Napolitano: The arguments I am articulating here are arguments I have made in the hallways of Fox every day. But I love my job here and my role as house civil libertarian. I am able to do at Fox what I hope to do with this book—help people awake from lethargy and a naive trust of government and question whether or not a government has the power to take rights away. I argue it doesn't—that these rights are natural and we should be debating these issues before our rights are taken away.

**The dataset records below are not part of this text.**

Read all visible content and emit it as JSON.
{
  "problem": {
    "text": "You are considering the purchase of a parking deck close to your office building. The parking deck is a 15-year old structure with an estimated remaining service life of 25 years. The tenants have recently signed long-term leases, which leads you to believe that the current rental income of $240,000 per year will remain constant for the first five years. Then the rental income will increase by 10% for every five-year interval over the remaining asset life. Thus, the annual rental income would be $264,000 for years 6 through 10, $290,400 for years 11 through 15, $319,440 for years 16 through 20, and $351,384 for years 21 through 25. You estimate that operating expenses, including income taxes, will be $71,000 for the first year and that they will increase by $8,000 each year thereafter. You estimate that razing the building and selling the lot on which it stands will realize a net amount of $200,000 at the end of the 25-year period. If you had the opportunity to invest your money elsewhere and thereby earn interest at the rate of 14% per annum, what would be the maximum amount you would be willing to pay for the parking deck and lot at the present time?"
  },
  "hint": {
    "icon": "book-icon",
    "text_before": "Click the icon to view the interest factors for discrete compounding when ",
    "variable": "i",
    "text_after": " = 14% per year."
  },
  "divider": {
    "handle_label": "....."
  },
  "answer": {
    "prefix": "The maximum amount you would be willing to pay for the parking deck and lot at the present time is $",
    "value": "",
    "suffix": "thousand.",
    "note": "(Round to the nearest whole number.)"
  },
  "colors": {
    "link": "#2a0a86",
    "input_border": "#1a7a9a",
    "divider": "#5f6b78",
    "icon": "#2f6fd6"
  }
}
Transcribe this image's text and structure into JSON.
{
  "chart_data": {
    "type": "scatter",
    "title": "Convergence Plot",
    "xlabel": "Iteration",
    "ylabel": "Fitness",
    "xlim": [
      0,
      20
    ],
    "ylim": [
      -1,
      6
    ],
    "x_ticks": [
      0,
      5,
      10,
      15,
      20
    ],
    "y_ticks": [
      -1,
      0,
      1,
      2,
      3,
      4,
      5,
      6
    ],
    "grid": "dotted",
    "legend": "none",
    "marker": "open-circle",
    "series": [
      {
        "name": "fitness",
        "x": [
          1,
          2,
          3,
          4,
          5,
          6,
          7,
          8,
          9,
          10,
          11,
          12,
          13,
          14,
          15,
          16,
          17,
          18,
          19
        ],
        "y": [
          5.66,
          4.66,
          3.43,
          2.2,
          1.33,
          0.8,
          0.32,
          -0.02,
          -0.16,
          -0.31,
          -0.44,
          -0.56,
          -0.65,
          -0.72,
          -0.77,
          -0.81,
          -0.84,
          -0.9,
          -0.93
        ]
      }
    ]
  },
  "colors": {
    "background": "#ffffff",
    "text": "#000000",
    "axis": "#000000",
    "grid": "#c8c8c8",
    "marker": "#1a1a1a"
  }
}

My favorite part of working at Fox, and my books, is the arguments I present about the difference between positivism and natural law, between those who believe all rights come from government, and the natural law position which says that rights come from our humanity, not from government; that we are created by God in his image and likeness, and as He is perfectly free, our rights to speech and thought, and to say what we think and write what we say, to develop our personality, to travel, to privacy, are all as natural as the fingernails on the ends of our finger.
This is more than an academic debate. If our rights come from government, then the Patriot Act is lawful and constitutional because the government that gives freedom can take it away just by having the president sign a bill into a law. But if rights come from our humanity, as I argue almost every day on Fox, then government cannot take freedom away absent due process and a fair trial, where you are charged and convicted of violating someone else's freedom.

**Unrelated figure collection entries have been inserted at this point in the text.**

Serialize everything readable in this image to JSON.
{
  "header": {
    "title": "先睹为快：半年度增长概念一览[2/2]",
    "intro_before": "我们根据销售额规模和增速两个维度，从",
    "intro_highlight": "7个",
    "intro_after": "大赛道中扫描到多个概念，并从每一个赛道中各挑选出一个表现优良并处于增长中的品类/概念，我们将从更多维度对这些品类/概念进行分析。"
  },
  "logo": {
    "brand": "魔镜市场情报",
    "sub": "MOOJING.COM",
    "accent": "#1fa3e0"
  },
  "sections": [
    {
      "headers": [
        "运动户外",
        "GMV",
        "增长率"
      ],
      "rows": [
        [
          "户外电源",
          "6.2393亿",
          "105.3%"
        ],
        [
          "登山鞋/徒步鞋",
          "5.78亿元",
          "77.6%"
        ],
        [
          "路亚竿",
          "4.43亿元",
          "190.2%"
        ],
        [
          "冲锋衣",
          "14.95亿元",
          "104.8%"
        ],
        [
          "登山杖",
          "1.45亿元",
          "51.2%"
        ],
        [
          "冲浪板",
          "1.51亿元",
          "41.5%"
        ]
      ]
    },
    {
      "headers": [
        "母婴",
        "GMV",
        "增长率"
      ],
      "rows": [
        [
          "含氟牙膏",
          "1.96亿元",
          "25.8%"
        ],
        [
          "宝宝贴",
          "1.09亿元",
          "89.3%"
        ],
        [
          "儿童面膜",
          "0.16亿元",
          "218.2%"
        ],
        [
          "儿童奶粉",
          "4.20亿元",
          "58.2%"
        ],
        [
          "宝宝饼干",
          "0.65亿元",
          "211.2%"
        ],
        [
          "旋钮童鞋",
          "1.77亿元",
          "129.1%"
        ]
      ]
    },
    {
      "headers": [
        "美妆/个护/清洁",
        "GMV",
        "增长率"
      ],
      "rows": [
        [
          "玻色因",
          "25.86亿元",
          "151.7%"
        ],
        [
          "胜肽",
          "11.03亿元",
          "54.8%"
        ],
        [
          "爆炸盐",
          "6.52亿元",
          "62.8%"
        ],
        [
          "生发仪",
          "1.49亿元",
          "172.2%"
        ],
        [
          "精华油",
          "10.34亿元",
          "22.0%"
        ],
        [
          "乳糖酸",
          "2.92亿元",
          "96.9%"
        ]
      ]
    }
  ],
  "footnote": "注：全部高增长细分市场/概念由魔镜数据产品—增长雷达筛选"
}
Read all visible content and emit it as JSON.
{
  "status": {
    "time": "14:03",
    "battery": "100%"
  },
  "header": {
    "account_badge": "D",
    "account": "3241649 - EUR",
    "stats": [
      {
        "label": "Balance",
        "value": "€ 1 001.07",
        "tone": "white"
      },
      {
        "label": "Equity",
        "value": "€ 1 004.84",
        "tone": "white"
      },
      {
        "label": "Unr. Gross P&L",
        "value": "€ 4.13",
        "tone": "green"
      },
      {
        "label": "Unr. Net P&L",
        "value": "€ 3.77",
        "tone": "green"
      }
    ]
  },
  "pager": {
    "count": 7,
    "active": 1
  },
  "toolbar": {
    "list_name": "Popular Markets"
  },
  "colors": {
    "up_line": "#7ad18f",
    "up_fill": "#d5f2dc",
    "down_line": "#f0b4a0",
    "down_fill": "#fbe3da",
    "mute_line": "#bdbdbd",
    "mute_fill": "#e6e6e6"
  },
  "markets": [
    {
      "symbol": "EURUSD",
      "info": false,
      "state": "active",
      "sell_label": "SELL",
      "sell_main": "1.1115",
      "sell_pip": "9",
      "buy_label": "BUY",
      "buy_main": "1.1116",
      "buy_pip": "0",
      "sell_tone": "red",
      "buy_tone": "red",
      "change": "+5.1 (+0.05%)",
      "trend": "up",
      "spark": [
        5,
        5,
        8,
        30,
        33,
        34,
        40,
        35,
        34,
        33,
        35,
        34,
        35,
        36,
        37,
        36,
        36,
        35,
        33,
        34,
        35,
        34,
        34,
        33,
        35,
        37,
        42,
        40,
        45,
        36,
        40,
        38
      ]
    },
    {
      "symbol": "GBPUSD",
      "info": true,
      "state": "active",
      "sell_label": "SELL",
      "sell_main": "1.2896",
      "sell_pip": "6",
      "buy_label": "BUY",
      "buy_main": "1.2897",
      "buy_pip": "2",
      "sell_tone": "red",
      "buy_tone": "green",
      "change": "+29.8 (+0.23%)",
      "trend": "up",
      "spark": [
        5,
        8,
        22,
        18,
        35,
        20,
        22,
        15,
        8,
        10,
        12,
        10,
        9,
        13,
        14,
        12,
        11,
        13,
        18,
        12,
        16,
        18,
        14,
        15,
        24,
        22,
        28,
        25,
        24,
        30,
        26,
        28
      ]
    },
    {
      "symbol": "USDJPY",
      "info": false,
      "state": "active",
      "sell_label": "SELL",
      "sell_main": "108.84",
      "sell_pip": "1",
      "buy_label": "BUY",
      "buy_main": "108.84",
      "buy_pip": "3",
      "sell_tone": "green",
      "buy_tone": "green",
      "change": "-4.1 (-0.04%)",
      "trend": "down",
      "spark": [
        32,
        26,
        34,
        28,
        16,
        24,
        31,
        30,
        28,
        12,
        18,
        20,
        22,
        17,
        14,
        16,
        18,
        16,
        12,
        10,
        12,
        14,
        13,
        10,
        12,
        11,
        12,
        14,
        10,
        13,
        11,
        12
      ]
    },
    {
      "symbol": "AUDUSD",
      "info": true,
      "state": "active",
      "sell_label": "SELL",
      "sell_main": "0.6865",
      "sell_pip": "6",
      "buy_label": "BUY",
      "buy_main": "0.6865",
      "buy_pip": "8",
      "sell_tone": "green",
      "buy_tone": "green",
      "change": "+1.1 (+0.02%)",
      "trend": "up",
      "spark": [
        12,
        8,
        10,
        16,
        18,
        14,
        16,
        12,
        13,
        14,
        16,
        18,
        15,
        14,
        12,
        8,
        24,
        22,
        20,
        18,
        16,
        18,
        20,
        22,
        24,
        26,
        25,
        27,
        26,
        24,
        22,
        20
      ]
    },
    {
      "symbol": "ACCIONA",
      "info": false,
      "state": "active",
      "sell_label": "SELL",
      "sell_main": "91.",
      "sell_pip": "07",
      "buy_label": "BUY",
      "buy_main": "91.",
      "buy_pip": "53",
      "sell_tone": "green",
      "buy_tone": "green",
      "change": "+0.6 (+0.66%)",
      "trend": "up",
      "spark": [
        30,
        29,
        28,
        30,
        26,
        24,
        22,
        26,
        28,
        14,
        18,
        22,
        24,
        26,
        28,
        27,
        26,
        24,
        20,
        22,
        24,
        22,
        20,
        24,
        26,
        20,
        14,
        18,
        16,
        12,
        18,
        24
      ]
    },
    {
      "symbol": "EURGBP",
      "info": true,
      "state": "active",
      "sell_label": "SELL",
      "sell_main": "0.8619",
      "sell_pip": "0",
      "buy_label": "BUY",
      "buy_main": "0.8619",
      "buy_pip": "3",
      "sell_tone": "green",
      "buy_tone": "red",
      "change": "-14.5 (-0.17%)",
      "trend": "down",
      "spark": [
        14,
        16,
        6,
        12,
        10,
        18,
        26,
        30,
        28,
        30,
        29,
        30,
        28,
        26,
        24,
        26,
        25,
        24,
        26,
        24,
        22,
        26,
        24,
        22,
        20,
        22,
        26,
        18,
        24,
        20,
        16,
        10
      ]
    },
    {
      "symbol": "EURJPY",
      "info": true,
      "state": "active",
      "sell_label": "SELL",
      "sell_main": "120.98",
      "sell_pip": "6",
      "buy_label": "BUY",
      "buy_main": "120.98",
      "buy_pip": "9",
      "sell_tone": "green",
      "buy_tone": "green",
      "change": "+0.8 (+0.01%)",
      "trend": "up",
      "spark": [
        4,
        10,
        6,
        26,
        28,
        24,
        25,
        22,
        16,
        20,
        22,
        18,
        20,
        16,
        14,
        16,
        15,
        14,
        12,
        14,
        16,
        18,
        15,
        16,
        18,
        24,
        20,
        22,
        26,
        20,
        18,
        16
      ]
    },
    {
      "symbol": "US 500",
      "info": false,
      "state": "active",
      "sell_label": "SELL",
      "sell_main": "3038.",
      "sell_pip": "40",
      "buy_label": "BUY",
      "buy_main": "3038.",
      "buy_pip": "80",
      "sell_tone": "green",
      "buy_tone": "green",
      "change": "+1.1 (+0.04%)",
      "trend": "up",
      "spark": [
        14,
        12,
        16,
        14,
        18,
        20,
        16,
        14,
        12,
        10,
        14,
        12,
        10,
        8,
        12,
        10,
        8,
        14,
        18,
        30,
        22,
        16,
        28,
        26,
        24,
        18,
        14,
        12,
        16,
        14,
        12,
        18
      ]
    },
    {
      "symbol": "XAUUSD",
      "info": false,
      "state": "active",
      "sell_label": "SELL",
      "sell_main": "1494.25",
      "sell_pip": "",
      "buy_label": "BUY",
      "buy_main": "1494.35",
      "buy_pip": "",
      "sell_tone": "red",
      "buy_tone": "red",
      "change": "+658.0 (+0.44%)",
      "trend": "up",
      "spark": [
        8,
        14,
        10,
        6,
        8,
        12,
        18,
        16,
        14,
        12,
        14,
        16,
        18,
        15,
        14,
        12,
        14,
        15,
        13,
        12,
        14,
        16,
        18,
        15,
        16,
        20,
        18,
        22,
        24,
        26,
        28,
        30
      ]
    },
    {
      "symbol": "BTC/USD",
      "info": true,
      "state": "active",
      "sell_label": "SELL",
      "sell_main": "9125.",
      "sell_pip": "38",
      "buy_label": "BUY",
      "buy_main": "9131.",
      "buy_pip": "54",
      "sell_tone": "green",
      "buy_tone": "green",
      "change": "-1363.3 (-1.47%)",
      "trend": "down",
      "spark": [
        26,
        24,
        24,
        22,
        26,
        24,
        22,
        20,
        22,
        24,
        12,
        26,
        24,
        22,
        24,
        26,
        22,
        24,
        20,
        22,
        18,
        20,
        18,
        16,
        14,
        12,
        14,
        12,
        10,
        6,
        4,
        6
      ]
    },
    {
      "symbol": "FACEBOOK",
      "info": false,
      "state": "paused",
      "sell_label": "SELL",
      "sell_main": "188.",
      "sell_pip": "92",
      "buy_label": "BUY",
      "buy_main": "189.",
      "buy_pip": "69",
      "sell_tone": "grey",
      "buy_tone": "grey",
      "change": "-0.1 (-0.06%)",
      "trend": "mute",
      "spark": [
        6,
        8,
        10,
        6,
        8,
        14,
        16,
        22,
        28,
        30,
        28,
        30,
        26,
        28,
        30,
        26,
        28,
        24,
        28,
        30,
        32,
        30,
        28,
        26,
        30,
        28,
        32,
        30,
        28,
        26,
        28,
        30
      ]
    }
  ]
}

The president had said he believes in natural rights. Unfortunately when he signs these bills that take away our rights, he reveals he either doesn't know what he's doing or he doesn't really believe in natural rights. The Patriot Act is not only unconstitutional, it's unnatural, since it purports to take away that which naturally belongs to us.
reason: In chapter six, you discuss the very alarming "National Security and Homeland Security Presidential Directive 20/51" and the John Warner Defense Authorization Act of 2007. What's so bad about them?
Napolitano: Those basically allow the president to declare martial law whenever he thinks there's a state of emergency. Then he—he or she—can use the military to enforce ordinary criminal law and even suspend the authority of state criminal enforcement agencies. This is wildly, fantastically unconstitutional because it allows one human being by declaring emergency–like Pervez Musharraf just did—to suspend rights guaranteed by the Constitution, and Americans don't even know; there was very little debate or awareness of this.
reason: I noticed that "he or she" in your previous statement. Have you made any headway with your Republican friends on the matter of, well, they might believe in this whole "war on terror" and trust Bush needs these extraconstitutional powers to protect us, but what about when a president they don't trust wants to use them for goals they don't believe in?
Napolitano: Bill O'Reilly defended Bush on his declaration of three Americans as enemy combatants, before the Supreme Court told him he can't do it—and Bush refused to even say why—but Bill said "I trust him, it's good for him to do that."
I asked him, "Would you give that power to Hillary Clinton? She could declare you an enemy combatant and dispatch you to Guantanamo." He just said, "Would you come and visit?" I said, "No….they'd keep me down there too!"
So many of my Fox colleagues, whom I love working with, have such trust and faith in the heart and head of President Bush. But look at the calendar: He'll be Mr. Bush in 14 months, and unless it's Ron Paul, God knows what his successor will do with the powers Congress had purported to give him. And I say "purported" because they don't have the right to actually do all the extraconstitutional things they've done.